A movement in Australia to introduce science, technology, engineering and math (STEM) skills to students as early as kindergarten is the right way to get them interested in these subjects, the team at building set toy company Click-A-Brick says.
In a column for the Canberra Times, school curriculum and technology integration specialist Dr. Jane Hunter of the School of Education at the University of Western Sydney wrote that if schools want children to become interested in the STEM fields as they grow, they’ll need to introduce these concepts in kindergarten.
“Beginning that skill and knowledge development in STEM with students in the very early years at school seems pressing. By all reports, it is too late once they have reached high school. … Piquing the curiosity of children in primary schools is where interest and skill development in STEM subjects must commence,” Hunter wrote.
Hunter outlined a teaching workshop she participated in that, among other things, had students looking at the way objects move. As part of the lesson, kindergarten students observed how a certain toy moved and then took the toy apart to see why it moved the way it did. The students were “engrossed” by taking apart the toys to see what made them move, the curriculum expert said. The children also used mobile devices in their learning, using various apps that allowed them to animate photographs of objects they took pictures of.
The education specialist also said that the Australian government would need to put more funding into teacher professional development and upgrades to school software and hardware.
Starting students as young as kindergarten in STEM curriculum activities is the right way to introduce them to these important educational concepts, Click-A-Brick Co-Founders Jason Smith and Georg de Gorostiza say.
“Introducing STEM curriculum in kindergarten will go a long way toward getting students interested in them,” Smith said. “It’s the perfect age to do it, really. People are never more curious about things and they never learn as easily as when they’re children. They want to know everything about everything and getting them doing little science experiments or discovering the way things work will use their already natural curiosity and learning capability to kickstart a real interest in these fields.”

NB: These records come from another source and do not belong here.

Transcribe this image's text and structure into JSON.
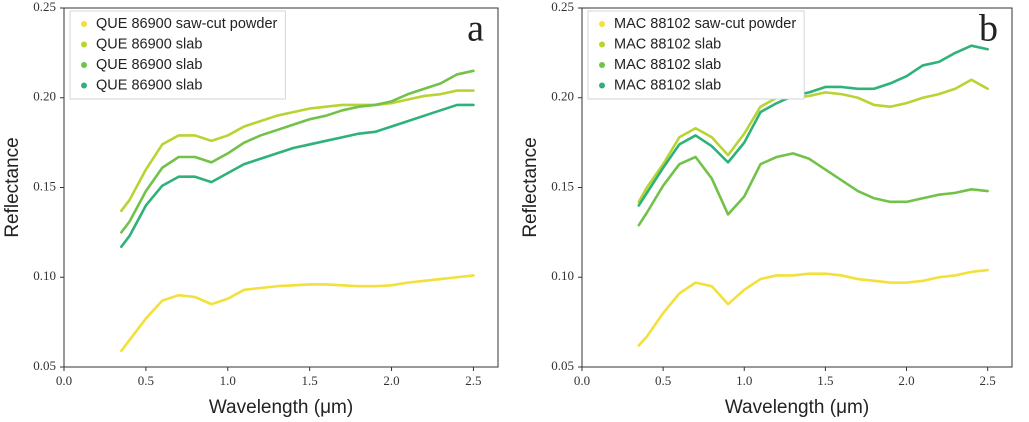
{
  "chart_data": [
    {
      "type": "line",
      "annotation": "a",
      "x_label": "Wavelength (μm)",
      "y_label": "Reflectance",
      "legend": "upper left",
      "grid": false,
      "xlim": [
        0,
        2.65
      ],
      "ylim": [
        0.05,
        0.25
      ],
      "xticks": [
        {
          "value": 0,
          "label": "0.0"
        },
        0.5,
        {
          "value": 1,
          "label": "1.0"
        },
        1.5,
        {
          "value": 2,
          "label": "2.0"
        },
        2.5
      ],
      "yticks": [
        0.05,
        {
          "value": 0.1,
          "label": "0.10"
        },
        0.15,
        {
          "value": 0.2,
          "label": "0.20"
        },
        0.25
      ],
      "x": [
        0.35,
        0.4,
        0.5,
        0.6,
        0.7,
        0.8,
        0.9,
        1.0,
        1.1,
        1.2,
        1.3,
        1.4,
        1.5,
        1.6,
        1.7,
        1.8,
        1.9,
        2.0,
        2.1,
        2.2,
        2.3,
        2.4,
        2.5
      ],
      "series": [
        {
          "name": "QUE 86900 saw-cut powder",
          "color": "#f3e03a",
          "values": [
            0.059,
            0.065,
            0.077,
            0.087,
            0.09,
            0.089,
            0.085,
            0.088,
            0.093,
            0.094,
            0.095,
            0.0955,
            0.096,
            0.096,
            0.0955,
            0.095,
            0.095,
            0.0955,
            0.097,
            0.098,
            0.099,
            0.1,
            0.101
          ]
        },
        {
          "name": "QUE 86900 slab",
          "color": "#b8d432",
          "values": [
            0.137,
            0.143,
            0.16,
            0.174,
            0.179,
            0.179,
            0.176,
            0.179,
            0.184,
            0.187,
            0.19,
            0.192,
            0.194,
            0.195,
            0.196,
            0.196,
            0.196,
            0.197,
            0.199,
            0.201,
            0.202,
            0.204,
            0.204
          ]
        },
        {
          "name": "QUE 86900 slab",
          "color": "#72c24a",
          "values": [
            0.125,
            0.131,
            0.148,
            0.161,
            0.167,
            0.167,
            0.164,
            0.169,
            0.175,
            0.179,
            0.182,
            0.185,
            0.188,
            0.19,
            0.193,
            0.195,
            0.196,
            0.198,
            0.202,
            0.205,
            0.208,
            0.213,
            0.215
          ]
        },
        {
          "name": "QUE 86900 slab",
          "color": "#2fb27a",
          "values": [
            0.117,
            0.123,
            0.14,
            0.151,
            0.156,
            0.156,
            0.153,
            0.158,
            0.163,
            0.166,
            0.169,
            0.172,
            0.174,
            0.176,
            0.178,
            0.18,
            0.181,
            0.184,
            0.187,
            0.19,
            0.193,
            0.196,
            0.196
          ]
        }
      ]
    },
    {
      "type": "line",
      "annotation": "b",
      "x_label": "Wavelength (μm)",
      "y_label": "Reflectance",
      "legend": "upper left",
      "grid": false,
      "xlim": [
        0,
        2.65
      ],
      "ylim": [
        0.05,
        0.25
      ],
      "xticks": [
        {
          "value": 0,
          "label": "0.0"
        },
        0.5,
        {
          "value": 1,
          "label": "1.0"
        },
        1.5,
        {
          "value": 2,
          "label": "2.0"
        },
        2.5
      ],
      "yticks": [
        0.05,
        {
          "value": 0.1,
          "label": "0.10"
        },
        0.15,
        {
          "value": 0.2,
          "label": "0.20"
        },
        0.25
      ],
      "x": [
        0.35,
        0.4,
        0.5,
        0.6,
        0.7,
        0.8,
        0.9,
        1.0,
        1.1,
        1.2,
        1.3,
        1.4,
        1.5,
        1.6,
        1.7,
        1.8,
        1.9,
        2.0,
        2.1,
        2.2,
        2.3,
        2.4,
        2.5
      ],
      "series": [
        {
          "name": "MAC 88102 saw-cut powder",
          "color": "#f3e03a",
          "values": [
            0.062,
            0.067,
            0.08,
            0.091,
            0.097,
            0.095,
            0.085,
            0.093,
            0.099,
            0.101,
            0.101,
            0.102,
            0.102,
            0.101,
            0.099,
            0.098,
            0.097,
            0.097,
            0.098,
            0.1,
            0.101,
            0.103,
            0.104
          ]
        },
        {
          "name": "MAC 88102 slab",
          "color": "#b8d432",
          "values": [
            0.142,
            0.15,
            0.163,
            0.178,
            0.183,
            0.178,
            0.168,
            0.18,
            0.195,
            0.2,
            0.2,
            0.201,
            0.203,
            0.202,
            0.2,
            0.196,
            0.195,
            0.197,
            0.2,
            0.202,
            0.205,
            0.21,
            0.205
          ]
        },
        {
          "name": "MAC 88102 slab",
          "color": "#72c24a",
          "values": [
            0.129,
            0.136,
            0.151,
            0.163,
            0.167,
            0.155,
            0.135,
            0.145,
            0.163,
            0.167,
            0.169,
            0.166,
            0.16,
            0.154,
            0.148,
            0.144,
            0.142,
            0.142,
            0.144,
            0.146,
            0.147,
            0.149,
            0.148
          ]
        },
        {
          "name": "MAC 88102 slab",
          "color": "#2fb27a",
          "values": [
            0.14,
            0.147,
            0.161,
            0.174,
            0.179,
            0.173,
            0.164,
            0.175,
            0.192,
            0.197,
            0.201,
            0.203,
            0.206,
            0.206,
            0.205,
            0.205,
            0.208,
            0.212,
            0.218,
            0.22,
            0.225,
            0.229,
            0.227
          ]
        }
      ]
    }
  ]
}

Hunter concluded her column by saying “parents too must take their part in positively valuing and encouraging the study of STEM subjects at all levels of their child’s education.”
To help encourage an interest in the STEM fields even prior to kindergarten, parents can get the right toys for their children, the entrepreneurs say. Toys like building sets get children interested in the way things are put together and, together with the right curriculum at their school, can help spur interest in STEM skills.